I wish we could initiate a much wider and more nuanced conversation about the effects of private gun use. But after several
years of research and more than 100 interviews, I came away frustrated by the cynicism and mistrust on both sides of the issue.
I think we need to talk more about guns and their role in our lives — for pleasure, especially, in the shooting sports and in
hunting — in a non-combative way. I'm not particularly hopeful that we can.
DO MEN AND WOMEN THINK DIFFERENTLY ABOUT GUNS?

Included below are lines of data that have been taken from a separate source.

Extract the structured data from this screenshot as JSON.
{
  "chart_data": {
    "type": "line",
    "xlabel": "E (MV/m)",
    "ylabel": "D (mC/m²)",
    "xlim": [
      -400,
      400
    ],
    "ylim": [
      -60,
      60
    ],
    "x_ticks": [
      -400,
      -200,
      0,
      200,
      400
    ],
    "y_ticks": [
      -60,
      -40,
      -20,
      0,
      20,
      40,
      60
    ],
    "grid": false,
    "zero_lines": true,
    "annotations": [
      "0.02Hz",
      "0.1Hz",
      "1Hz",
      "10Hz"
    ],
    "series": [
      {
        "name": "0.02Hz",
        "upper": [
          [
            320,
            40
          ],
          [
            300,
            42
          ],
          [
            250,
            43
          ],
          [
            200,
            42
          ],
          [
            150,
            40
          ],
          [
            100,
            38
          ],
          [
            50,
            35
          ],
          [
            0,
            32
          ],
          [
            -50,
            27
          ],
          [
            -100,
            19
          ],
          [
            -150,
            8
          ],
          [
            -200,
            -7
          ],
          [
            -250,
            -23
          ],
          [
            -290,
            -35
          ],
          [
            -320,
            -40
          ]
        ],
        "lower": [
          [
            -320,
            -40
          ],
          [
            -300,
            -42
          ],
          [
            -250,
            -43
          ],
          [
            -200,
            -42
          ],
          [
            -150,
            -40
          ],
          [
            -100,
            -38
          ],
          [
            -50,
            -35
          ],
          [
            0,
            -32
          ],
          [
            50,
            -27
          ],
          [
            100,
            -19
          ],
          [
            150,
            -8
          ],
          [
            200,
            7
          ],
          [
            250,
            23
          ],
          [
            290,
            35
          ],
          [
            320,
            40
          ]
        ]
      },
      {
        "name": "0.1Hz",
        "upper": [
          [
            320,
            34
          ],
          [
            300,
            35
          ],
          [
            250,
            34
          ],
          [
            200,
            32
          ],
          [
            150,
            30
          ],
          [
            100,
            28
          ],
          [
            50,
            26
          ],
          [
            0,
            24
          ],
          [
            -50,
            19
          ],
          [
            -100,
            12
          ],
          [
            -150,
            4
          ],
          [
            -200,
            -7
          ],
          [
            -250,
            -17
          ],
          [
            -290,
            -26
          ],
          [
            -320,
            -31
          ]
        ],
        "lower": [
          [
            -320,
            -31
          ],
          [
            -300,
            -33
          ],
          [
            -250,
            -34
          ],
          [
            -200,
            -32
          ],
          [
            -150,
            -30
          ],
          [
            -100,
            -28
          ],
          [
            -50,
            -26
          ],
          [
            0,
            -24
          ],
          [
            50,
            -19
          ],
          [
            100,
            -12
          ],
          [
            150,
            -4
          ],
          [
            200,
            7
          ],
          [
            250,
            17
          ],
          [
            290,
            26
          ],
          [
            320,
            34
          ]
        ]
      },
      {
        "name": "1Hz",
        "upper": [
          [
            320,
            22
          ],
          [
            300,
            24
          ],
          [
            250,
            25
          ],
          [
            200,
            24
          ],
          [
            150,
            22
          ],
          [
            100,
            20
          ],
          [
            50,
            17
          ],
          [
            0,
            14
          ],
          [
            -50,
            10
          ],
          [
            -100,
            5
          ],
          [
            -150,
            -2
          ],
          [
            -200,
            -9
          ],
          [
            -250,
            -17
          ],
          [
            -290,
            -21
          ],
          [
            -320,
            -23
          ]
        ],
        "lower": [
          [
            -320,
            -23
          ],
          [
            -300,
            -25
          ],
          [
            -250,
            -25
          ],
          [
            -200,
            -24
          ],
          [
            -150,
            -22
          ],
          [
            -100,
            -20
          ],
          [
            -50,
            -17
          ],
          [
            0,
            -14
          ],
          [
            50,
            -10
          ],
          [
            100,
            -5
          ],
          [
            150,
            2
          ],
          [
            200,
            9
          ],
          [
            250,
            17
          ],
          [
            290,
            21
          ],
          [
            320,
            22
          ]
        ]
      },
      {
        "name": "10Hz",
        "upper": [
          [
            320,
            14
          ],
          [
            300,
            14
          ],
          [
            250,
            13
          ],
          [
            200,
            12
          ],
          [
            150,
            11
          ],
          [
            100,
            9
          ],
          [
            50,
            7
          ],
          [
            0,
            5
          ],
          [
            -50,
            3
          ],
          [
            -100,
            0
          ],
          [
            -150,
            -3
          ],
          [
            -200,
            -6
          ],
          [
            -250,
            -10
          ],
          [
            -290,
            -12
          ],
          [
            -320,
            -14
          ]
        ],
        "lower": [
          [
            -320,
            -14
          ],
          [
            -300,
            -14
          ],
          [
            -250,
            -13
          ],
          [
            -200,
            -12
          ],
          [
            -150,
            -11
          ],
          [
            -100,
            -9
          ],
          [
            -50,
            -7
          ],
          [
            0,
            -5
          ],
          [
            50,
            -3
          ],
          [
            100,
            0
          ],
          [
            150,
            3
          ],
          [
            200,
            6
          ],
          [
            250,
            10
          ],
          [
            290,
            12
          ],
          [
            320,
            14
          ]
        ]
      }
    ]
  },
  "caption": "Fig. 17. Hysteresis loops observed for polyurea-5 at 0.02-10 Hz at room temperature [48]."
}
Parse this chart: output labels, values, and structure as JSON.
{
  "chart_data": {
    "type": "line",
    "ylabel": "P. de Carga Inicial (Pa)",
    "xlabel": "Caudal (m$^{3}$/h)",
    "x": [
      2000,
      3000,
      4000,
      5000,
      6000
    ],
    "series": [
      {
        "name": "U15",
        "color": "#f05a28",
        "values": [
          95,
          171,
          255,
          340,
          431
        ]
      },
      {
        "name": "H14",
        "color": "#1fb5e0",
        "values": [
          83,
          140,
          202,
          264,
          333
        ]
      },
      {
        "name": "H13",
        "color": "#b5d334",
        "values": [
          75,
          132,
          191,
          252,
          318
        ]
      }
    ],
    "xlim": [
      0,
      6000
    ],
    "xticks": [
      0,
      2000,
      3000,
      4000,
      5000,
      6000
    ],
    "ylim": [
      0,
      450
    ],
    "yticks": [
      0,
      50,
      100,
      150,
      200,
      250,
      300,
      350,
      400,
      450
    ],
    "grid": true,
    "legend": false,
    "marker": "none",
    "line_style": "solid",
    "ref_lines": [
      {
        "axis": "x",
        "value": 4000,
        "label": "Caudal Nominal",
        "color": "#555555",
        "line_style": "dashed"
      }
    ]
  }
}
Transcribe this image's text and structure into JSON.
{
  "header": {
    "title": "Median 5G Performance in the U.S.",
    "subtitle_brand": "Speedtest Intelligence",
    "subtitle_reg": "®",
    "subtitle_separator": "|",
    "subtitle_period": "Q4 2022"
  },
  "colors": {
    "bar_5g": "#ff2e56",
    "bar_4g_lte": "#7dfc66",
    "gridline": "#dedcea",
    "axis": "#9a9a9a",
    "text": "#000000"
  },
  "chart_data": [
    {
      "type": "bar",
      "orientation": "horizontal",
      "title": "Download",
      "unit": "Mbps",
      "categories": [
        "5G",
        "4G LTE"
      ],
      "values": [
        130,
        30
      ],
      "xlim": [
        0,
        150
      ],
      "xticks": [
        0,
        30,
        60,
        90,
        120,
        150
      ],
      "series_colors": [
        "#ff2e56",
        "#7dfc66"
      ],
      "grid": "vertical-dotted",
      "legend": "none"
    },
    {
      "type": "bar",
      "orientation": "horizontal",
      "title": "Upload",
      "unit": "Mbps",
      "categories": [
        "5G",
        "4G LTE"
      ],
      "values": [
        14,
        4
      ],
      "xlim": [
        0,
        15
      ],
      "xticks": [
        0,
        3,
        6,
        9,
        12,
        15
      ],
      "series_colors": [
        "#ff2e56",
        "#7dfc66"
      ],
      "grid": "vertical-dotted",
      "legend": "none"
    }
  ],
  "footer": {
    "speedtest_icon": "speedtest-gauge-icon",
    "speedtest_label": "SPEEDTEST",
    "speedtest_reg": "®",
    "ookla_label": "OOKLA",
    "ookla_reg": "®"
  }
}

I think men and women have different levels of comfort with power. In our culture, strength and the ability to protect yourself,
and others, remains, for many people, a skill we consider masculine or manly. Women who like guns, and who handle them with
competence and confidence, often make an unsettling figure, for men and women alike. The idea of a woman buying a handgun for
self-defense, especially, really offends many people.
I understand concerns about potential gun violence and misuse — but I'm equally offended by the unrelenting violence against
women that often goes unpunished, let alone is culturally rewarded. Buying a gun does not address these complex, larger issues.
But it deeply comforts some of the women who have made that choice — and who don't see any better option.